To educate customers into the world of extra virgin olive oil production and its advantages for one’s personal health is one of the objectives of the ARTOLIO project. However, extra virgin olive oil is food, and food is meant to be enjoyed. Cultivars and organoleptic characteristics can only matter so much, because what truly makes olive oil unique is its taste, and how it can vary depending on the variety of olives used to procure it. It is a known fact among our peers that the differences in taste and the number of polyphenols provided in our olive oils come from the olive tree variety. This article explores the singularities of the Koroneiki variety, one of the most predominant varieties in Greece.

The Koroneiki variety poses an interesting case. It is a Greek variety and was introduced in Cyprus around 1977. Both of which are regions where the project is stationed, meaning Koroneiki is one of the predominant varieties in ARTOLIO. It belongs to the small fruit varieties and is cultivated almost exclusively for olive oil production. It has good taste and aroma, with firm stability and shelf life. 

It is a productive tree, very prolific, since it bears fruit steadily with overproduction every second year. With little care and pruning, it can bear high quality olives every year. It is considered one of the best varieties for oil production for the same reason. 

The tree of Koroneiki is lateral, shrubby, takes a hemispherical shape and reaches a height of 8-10 meters with a diameter of 6-8 meters, if grown in fertile soil and irrigated. It enters production quickly (between 3-4 years) once planted. In winter and even when it is freezing, it has minimum requirements, so the tree, like the oil that results from it, has minimum requirements. 

It blooms in the last ten days of April and has abundant and stable flowering. The fruit is small, with one side slightly curved and has a small peak. It is a mid-early variety; so the fruit ripens between November and December. Maturation, though, is extended until January. The level of maturation is something to keep track of, since it affects the flavor of the extra virgin olive oil, as well as its color. Its oil content can reach from 15 to 27%, depending on the growing conditions. 

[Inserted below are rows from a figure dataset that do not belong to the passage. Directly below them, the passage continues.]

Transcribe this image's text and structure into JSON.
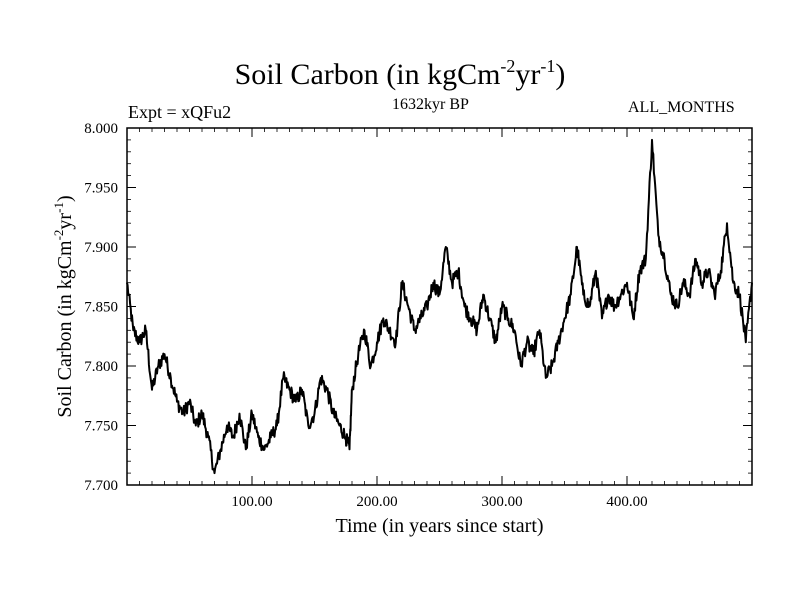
{
  "title": {
    "prefix": "Soil Carbon (in kgCm",
    "exp1": "-2",
    "mid": "yr",
    "exp2": "-1",
    "suffix": ")"
  },
  "header": {
    "experiment": "Expt = xQFu2",
    "period": "1632kyr BP",
    "months": "ALL_MONTHS"
  },
  "chart_data": {
    "type": "line",
    "title": "Soil Carbon (in kgCm-2yr-1)",
    "xlabel": "Time (in years since start)",
    "ylabel": "Soil Carbon (in kgCm-2yr-1)",
    "xlim": [
      0,
      500
    ],
    "ylim": [
      7.7,
      8.0
    ],
    "xticks": [
      100,
      200,
      300,
      400
    ],
    "xtick_labels": [
      "100.00",
      "200.00",
      "300.00",
      "400.00"
    ],
    "yticks": [
      7.7,
      7.75,
      7.8,
      7.85,
      7.9,
      7.95,
      8.0
    ],
    "ytick_labels": [
      "7.700",
      "7.750",
      "7.800",
      "7.850",
      "7.900",
      "7.950",
      "8.000"
    ],
    "series": [
      {
        "name": "Soil Carbon",
        "x": [
          0,
          5,
          10,
          15,
          20,
          25,
          30,
          35,
          40,
          45,
          50,
          55,
          60,
          65,
          70,
          75,
          80,
          85,
          90,
          95,
          100,
          105,
          110,
          115,
          120,
          125,
          130,
          135,
          140,
          145,
          150,
          155,
          160,
          165,
          170,
          175,
          178,
          180,
          185,
          190,
          195,
          200,
          205,
          210,
          215,
          220,
          225,
          230,
          235,
          240,
          245,
          250,
          255,
          260,
          265,
          270,
          275,
          280,
          285,
          290,
          295,
          300,
          305,
          310,
          315,
          320,
          325,
          330,
          335,
          340,
          345,
          350,
          355,
          360,
          365,
          370,
          375,
          380,
          385,
          390,
          395,
          400,
          405,
          410,
          415,
          420,
          425,
          430,
          435,
          440,
          445,
          450,
          455,
          460,
          465,
          470,
          475,
          480,
          485,
          490,
          495,
          500
        ],
        "y": [
          7.87,
          7.83,
          7.82,
          7.83,
          7.78,
          7.8,
          7.81,
          7.79,
          7.77,
          7.76,
          7.77,
          7.75,
          7.76,
          7.74,
          7.71,
          7.73,
          7.75,
          7.74,
          7.76,
          7.73,
          7.76,
          7.74,
          7.73,
          7.74,
          7.75,
          7.79,
          7.78,
          7.77,
          7.78,
          7.75,
          7.76,
          7.79,
          7.78,
          7.76,
          7.75,
          7.74,
          7.73,
          7.78,
          7.81,
          7.83,
          7.8,
          7.82,
          7.84,
          7.83,
          7.82,
          7.87,
          7.85,
          7.83,
          7.84,
          7.85,
          7.87,
          7.86,
          7.9,
          7.87,
          7.88,
          7.85,
          7.84,
          7.83,
          7.86,
          7.84,
          7.82,
          7.85,
          7.84,
          7.83,
          7.8,
          7.82,
          7.81,
          7.83,
          7.79,
          7.8,
          7.82,
          7.84,
          7.86,
          7.9,
          7.86,
          7.85,
          7.88,
          7.84,
          7.86,
          7.85,
          7.86,
          7.87,
          7.84,
          7.88,
          7.89,
          7.99,
          7.91,
          7.89,
          7.86,
          7.85,
          7.87,
          7.86,
          7.89,
          7.87,
          7.88,
          7.86,
          7.88,
          7.92,
          7.87,
          7.86,
          7.82,
          7.87
        ]
      }
    ]
  }
}
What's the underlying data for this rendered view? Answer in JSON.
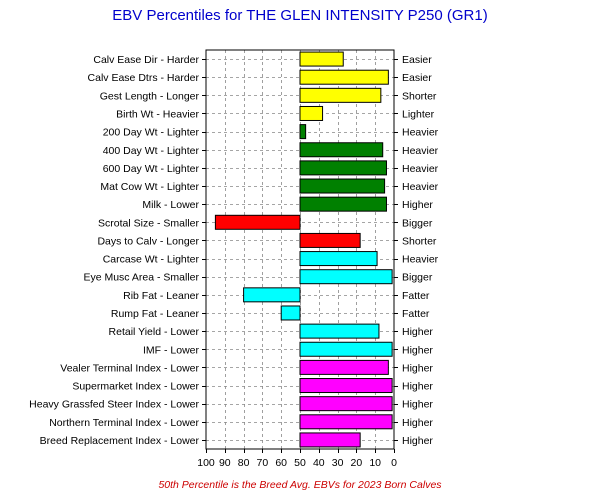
{
  "chart_data": {
    "type": "bar",
    "title": "EBV Percentiles for THE GLEN INTENSITY P250 (GR1)",
    "footnote": "50th Percentile is the Breed Avg. EBVs for 2023 Born Calves",
    "x_axis": {
      "range": [
        100,
        0
      ],
      "reversed": true,
      "ticks": [
        "100",
        "90",
        "80",
        "70",
        "60",
        "50",
        "40",
        "30",
        "20",
        "10",
        "0"
      ],
      "baseline": 50,
      "grid": true,
      "grid_style": "dashed"
    },
    "colors": {
      "yellow": "#ffff00",
      "green": "#008000",
      "red": "#ff0000",
      "cyan": "#00ffff",
      "magenta": "#ff00ff",
      "title": "#0000cc",
      "footnote": "#cc0000"
    },
    "traits": [
      {
        "left_label": "Calv Ease Dir - Harder",
        "right_label": "Easier",
        "value": 27,
        "color": "yellow"
      },
      {
        "left_label": "Calv Ease Dtrs - Harder",
        "right_label": "Easier",
        "value": 3,
        "color": "yellow"
      },
      {
        "left_label": "Gest Length - Longer",
        "right_label": "Shorter",
        "value": 7,
        "color": "yellow"
      },
      {
        "left_label": "Birth Wt - Heavier",
        "right_label": "Lighter",
        "value": 38,
        "color": "yellow"
      },
      {
        "left_label": "200 Day Wt - Lighter",
        "right_label": "Heavier",
        "value": 47,
        "color": "green"
      },
      {
        "left_label": "400 Day Wt - Lighter",
        "right_label": "Heavier",
        "value": 6,
        "color": "green"
      },
      {
        "left_label": "600 Day Wt - Lighter",
        "right_label": "Heavier",
        "value": 4,
        "color": "green"
      },
      {
        "left_label": "Mat Cow Wt - Lighter",
        "right_label": "Heavier",
        "value": 5,
        "color": "green"
      },
      {
        "left_label": "Milk - Lower",
        "right_label": "Higher",
        "value": 4,
        "color": "green"
      },
      {
        "left_label": "Scrotal Size - Smaller",
        "right_label": "Bigger",
        "value": 95,
        "color": "red"
      },
      {
        "left_label": "Days to Calv - Longer",
        "right_label": "Shorter",
        "value": 18,
        "color": "red"
      },
      {
        "left_label": "Carcase Wt - Lighter",
        "right_label": "Heavier",
        "value": 9,
        "color": "cyan"
      },
      {
        "left_label": "Eye Musc Area - Smaller",
        "right_label": "Bigger",
        "value": 1,
        "color": "cyan"
      },
      {
        "left_label": "Rib Fat - Leaner",
        "right_label": "Fatter",
        "value": 80,
        "color": "cyan"
      },
      {
        "left_label": "Rump Fat - Leaner",
        "right_label": "Fatter",
        "value": 60,
        "color": "cyan"
      },
      {
        "left_label": "Retail Yield - Lower",
        "right_label": "Higher",
        "value": 8,
        "color": "cyan"
      },
      {
        "left_label": "IMF - Lower",
        "right_label": "Higher",
        "value": 1,
        "color": "cyan"
      },
      {
        "left_label": "Vealer Terminal Index - Lower",
        "right_label": "Higher",
        "value": 3,
        "color": "magenta"
      },
      {
        "left_label": "Supermarket Index - Lower",
        "right_label": "Higher",
        "value": 1,
        "color": "magenta"
      },
      {
        "left_label": "Heavy Grassfed Steer Index - Lower",
        "right_label": "Higher",
        "value": 1,
        "color": "magenta"
      },
      {
        "left_label": "Northern Terminal Index - Lower",
        "right_label": "Higher",
        "value": 1,
        "color": "magenta"
      },
      {
        "left_label": "Breed Replacement Index - Lower",
        "right_label": "Higher",
        "value": 18,
        "color": "magenta"
      }
    ]
  }
}
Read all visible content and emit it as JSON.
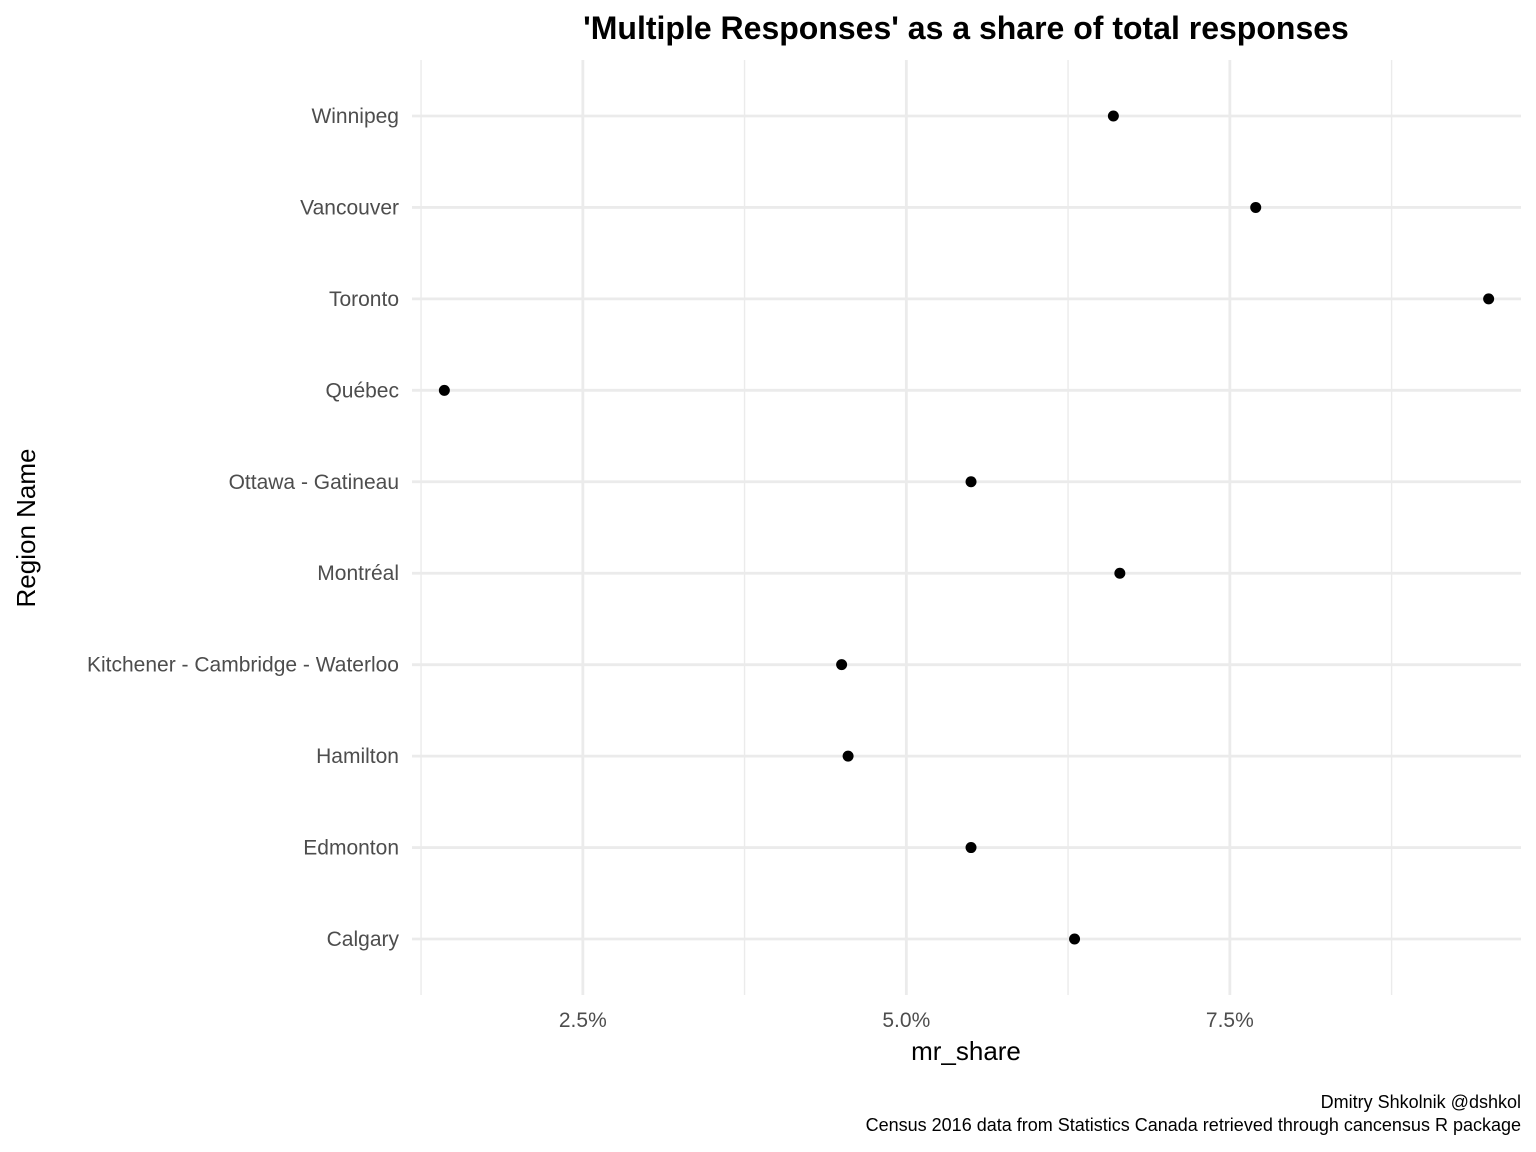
{
  "chart_data": {
    "type": "scatter",
    "title": "'Multiple Responses' as a share of total responses",
    "xlabel": "mr_share",
    "ylabel": "Region Name",
    "categories": [
      "Calgary",
      "Edmonton",
      "Hamilton",
      "Kitchener - Cambridge - Waterloo",
      "Montréal",
      "Ottawa - Gatineau",
      "Québec",
      "Toronto",
      "Vancouver",
      "Winnipeg"
    ],
    "values": [
      0.063,
      0.055,
      0.0455,
      0.045,
      0.0665,
      0.055,
      0.0143,
      0.095,
      0.077,
      0.066
    ],
    "x_ticks": [
      0.025,
      0.05,
      0.075
    ],
    "x_tick_labels": [
      "2.5%",
      "5.0%",
      "7.5%"
    ],
    "xlim": [
      0.0118,
      0.0975
    ],
    "grid": true,
    "point_color": "#000000",
    "grid_color": "#ebebeb",
    "caption": [
      "Dmitry Shkolnik @dshkol",
      "Census 2016 data from Statistics Canada retrieved through cancensus R package"
    ]
  }
}
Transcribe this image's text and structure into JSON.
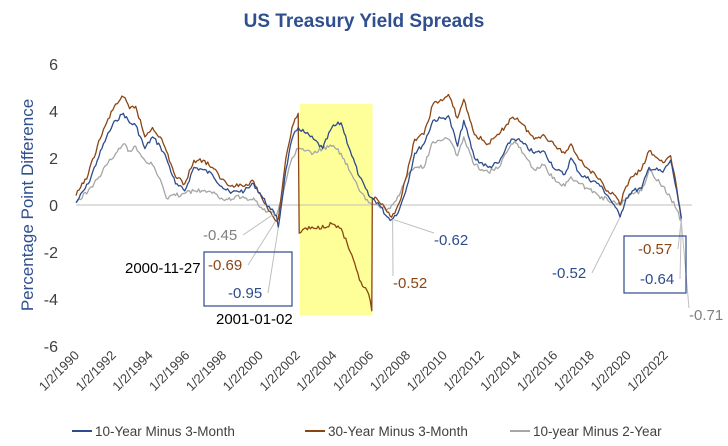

One of the nicest treats of Koroneiki is that it withstands drought and strong winds. It is not resistant to cold, however, so strong north winds can cause them some damage. In Cyprus, for instance, its cultivation under dry conditions has given moderate results. It does not grow easily at high altitudes and therefore its cultivation should be limited to areas with altitudes below 500 meters. It is used as a pollinator of many other varieties.